Professor Dugald Stewart lived here in the late 18th century.

The building then passed to William Bannatyne, Lord Bannatyne. He died in the house in 1833.

The building stands on Galloway's Entry, named after Alexander Galloway who owned stables in the area in 1804. Around 1850 the building was converted into a foundry making typeset for Edinburgh's many printworks, and its rich interior was entirely stripped out.

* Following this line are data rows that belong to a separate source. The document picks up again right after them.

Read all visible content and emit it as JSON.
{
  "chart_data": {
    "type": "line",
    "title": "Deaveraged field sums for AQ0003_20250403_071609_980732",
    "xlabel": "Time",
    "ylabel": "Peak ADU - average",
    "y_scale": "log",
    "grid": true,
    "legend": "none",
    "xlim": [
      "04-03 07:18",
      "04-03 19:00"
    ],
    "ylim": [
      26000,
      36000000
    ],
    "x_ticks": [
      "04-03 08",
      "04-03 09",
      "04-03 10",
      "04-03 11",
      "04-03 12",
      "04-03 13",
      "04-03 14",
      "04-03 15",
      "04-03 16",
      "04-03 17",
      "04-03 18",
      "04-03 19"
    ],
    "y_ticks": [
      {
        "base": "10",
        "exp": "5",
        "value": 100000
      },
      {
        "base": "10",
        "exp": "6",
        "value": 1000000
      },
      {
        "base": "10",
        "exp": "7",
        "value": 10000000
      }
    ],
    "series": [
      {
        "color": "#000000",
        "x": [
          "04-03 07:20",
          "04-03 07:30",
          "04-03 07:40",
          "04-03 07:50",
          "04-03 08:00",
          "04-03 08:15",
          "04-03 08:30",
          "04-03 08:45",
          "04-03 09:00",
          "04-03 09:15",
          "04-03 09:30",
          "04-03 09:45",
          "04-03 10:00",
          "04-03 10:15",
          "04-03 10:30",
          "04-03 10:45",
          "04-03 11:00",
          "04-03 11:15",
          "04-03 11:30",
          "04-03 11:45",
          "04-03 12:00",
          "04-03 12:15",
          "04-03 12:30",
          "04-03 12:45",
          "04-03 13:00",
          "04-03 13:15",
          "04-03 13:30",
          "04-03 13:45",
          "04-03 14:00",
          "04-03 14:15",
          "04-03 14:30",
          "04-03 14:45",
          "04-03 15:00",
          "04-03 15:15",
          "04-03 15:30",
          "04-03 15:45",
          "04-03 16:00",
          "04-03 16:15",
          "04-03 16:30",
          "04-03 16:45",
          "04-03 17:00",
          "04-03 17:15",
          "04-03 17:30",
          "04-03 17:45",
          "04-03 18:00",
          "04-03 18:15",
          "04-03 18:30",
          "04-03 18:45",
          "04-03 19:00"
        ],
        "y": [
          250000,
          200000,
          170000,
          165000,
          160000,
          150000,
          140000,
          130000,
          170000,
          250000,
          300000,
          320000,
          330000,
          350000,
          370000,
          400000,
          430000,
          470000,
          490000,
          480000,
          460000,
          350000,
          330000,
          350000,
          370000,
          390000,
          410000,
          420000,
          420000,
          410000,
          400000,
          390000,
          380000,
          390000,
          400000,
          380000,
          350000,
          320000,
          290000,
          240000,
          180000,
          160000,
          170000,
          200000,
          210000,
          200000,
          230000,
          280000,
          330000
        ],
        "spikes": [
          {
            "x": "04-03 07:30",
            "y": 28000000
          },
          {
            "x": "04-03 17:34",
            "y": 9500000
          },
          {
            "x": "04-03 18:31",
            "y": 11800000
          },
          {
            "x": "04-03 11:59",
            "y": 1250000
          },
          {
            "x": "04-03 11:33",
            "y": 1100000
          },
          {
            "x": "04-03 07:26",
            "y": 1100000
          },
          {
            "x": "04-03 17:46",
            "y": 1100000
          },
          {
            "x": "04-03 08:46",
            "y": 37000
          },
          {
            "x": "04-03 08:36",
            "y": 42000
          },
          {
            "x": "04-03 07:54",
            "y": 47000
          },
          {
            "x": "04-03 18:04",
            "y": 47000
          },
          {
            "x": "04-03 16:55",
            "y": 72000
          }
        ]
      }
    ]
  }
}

In 1926, Scotland's first Poppy Factory was established here by Lady Haig, employing injured ex-servicemen to create poppies.

After the Second World War, Whitefoord House was converted into housing for army veterans and remains in this use, under the ownership of the Scottish Veterans Residences, aimed at providing low-cost housing, with shared facilities for ex-servicemen. From 2003 they also provided accommodation for couples.

Since 2018, the site has been secure and generally inaccessible except to residents.